Starr's analysis of the subway system is typical of his careful, unsentimental approach. The subway was in substantial measure responsible for creating New York as it existed 40 years ago: it bound the city together, made travel from one part of the city to another speedy and cheap (and safe), brought in the workers who made Wall Street and midtown thrive. But political commitments to unrealistically underpriced fares eroded its financial base, and left the Mass Transit Authority without the funds for repairs and modernization. Ridership is now sharply down, because people no longer can trust the subways to run reliably, because they are afraid of widespread and random crime, because there are fewer manufacturing jobs in the city to which to commute. The result is that subway revenues are down as well, and there is an increasingly likely prospect "that the entire system will come, bit by bit, to a stop."

Starr is every bit as forthright in his examination of rent control, which he quite properly identifies as a critical influence on New York's inability to construct sufficient housing or to maintain its "once-good apartment houses and apartment-house neighborhoods"; of conflicting attitudes toward crime, which demand stern enforcement of laws on the one hand and "humane" treatment of prisoners on the other; of the balkanization of the city school system into a loose federation of warring districts; of the rise in dependency and the subsequent institutionalization of the welfare culture.

On this last subject, as on several others, Starr argues that the city's liberal elite is largely at fault: " . . . a society that fails to draw a clear line between the ethic of dependency and the ethic of self-support is doomed to an increase -- a continuing increase -- of dependency," he writes. "A society that rewards young women for producing illegitimate children is a society that has failed to draw a line clearly at a vital juncture. Such a line cannot be drawn by government, nor should it. But a society whose elites, black and white, fail to understand that a line should be drawn between moral and immoral conduct is failing in its duty to the dependent and to their offspring, generation after generation."

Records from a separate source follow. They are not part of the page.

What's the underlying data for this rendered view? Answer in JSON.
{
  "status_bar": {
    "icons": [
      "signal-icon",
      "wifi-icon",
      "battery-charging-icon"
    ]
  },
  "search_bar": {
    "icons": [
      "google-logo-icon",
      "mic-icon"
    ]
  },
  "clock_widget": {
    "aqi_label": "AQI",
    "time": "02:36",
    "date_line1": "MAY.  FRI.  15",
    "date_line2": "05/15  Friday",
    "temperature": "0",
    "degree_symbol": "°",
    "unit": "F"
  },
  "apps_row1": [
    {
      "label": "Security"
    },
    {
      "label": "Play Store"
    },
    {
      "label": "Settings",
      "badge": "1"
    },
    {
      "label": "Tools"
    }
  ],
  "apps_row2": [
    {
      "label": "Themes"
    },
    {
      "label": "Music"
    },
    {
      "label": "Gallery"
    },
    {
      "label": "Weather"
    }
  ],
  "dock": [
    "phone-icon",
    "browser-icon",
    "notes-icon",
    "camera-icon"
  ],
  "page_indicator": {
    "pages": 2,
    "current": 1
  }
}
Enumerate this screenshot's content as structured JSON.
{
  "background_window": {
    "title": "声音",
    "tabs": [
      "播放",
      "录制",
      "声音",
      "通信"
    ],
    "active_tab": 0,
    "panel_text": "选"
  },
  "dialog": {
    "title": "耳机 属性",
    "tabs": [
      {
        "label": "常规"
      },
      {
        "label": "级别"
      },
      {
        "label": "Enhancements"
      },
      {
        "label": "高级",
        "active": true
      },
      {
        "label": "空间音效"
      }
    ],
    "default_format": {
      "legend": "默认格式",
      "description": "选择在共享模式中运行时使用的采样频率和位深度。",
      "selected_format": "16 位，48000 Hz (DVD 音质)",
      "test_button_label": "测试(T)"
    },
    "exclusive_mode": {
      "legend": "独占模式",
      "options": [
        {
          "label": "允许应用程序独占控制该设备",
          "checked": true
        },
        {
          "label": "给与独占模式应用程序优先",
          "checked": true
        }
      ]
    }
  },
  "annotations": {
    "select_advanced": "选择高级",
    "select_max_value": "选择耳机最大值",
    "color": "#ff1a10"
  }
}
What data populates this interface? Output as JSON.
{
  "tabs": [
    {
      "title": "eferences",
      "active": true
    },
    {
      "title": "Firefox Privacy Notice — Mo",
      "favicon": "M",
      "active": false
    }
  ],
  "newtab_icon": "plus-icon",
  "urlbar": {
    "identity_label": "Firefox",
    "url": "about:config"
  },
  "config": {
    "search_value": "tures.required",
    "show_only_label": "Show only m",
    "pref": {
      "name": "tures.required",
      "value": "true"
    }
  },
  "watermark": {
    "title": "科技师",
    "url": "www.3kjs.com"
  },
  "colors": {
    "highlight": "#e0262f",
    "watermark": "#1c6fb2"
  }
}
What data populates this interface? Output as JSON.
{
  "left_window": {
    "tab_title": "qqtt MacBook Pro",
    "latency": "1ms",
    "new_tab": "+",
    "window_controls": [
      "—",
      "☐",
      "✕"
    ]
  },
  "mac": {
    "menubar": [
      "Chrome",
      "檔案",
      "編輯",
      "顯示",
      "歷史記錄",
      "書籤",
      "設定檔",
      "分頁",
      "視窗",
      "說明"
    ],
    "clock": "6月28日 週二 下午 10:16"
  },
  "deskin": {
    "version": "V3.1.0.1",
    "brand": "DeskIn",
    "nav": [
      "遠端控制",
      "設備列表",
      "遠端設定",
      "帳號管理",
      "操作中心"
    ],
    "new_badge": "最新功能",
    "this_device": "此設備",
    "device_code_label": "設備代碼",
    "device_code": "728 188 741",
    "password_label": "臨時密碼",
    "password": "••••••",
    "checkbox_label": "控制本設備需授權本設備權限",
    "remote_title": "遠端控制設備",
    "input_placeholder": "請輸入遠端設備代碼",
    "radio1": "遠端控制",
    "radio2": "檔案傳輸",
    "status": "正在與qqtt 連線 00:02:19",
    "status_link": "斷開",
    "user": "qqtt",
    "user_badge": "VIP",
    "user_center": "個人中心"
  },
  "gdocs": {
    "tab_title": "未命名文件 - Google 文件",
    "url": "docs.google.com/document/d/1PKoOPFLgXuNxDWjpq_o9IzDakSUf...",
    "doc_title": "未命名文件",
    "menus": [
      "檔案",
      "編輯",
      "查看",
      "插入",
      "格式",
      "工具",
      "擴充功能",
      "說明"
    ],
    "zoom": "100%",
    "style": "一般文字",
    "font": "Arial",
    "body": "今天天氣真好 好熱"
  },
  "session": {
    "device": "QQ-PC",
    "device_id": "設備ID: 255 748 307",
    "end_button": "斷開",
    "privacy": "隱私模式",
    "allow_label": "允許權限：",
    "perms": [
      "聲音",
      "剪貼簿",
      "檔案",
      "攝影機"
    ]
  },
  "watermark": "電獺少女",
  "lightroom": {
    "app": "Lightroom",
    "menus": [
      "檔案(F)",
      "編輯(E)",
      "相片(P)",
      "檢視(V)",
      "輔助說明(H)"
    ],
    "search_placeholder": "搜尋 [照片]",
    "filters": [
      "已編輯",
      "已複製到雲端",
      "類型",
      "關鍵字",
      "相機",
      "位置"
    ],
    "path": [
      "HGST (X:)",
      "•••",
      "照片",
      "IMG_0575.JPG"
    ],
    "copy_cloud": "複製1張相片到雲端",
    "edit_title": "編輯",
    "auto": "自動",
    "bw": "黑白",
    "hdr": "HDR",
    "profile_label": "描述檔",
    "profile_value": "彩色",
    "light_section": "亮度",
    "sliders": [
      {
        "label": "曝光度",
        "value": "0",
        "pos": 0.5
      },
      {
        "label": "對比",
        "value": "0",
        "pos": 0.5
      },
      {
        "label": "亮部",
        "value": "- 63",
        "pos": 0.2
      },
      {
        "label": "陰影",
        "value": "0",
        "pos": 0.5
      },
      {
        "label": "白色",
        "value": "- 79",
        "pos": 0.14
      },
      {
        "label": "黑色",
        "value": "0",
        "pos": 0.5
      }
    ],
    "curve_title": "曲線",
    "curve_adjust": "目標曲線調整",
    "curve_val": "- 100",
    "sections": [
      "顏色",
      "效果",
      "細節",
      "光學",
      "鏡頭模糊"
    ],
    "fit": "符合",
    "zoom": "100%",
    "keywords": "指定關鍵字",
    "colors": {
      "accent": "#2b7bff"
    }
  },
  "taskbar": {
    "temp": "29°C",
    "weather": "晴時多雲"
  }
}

This is not a view likely to win Starr much popularity among the fashionable of Manhattan, who are too busy in the pursuit of self-gratification to contemplate the many ways in which they have permitted their city to crumble away beneath them. But there is much truth to his contention that New York is the victim of nothing so much as its own hubris, and that its failures of self-discipline have the potential to be fatal. If that indeed proves to be the case it will be lamentable, but it will be no one's fault except New York's.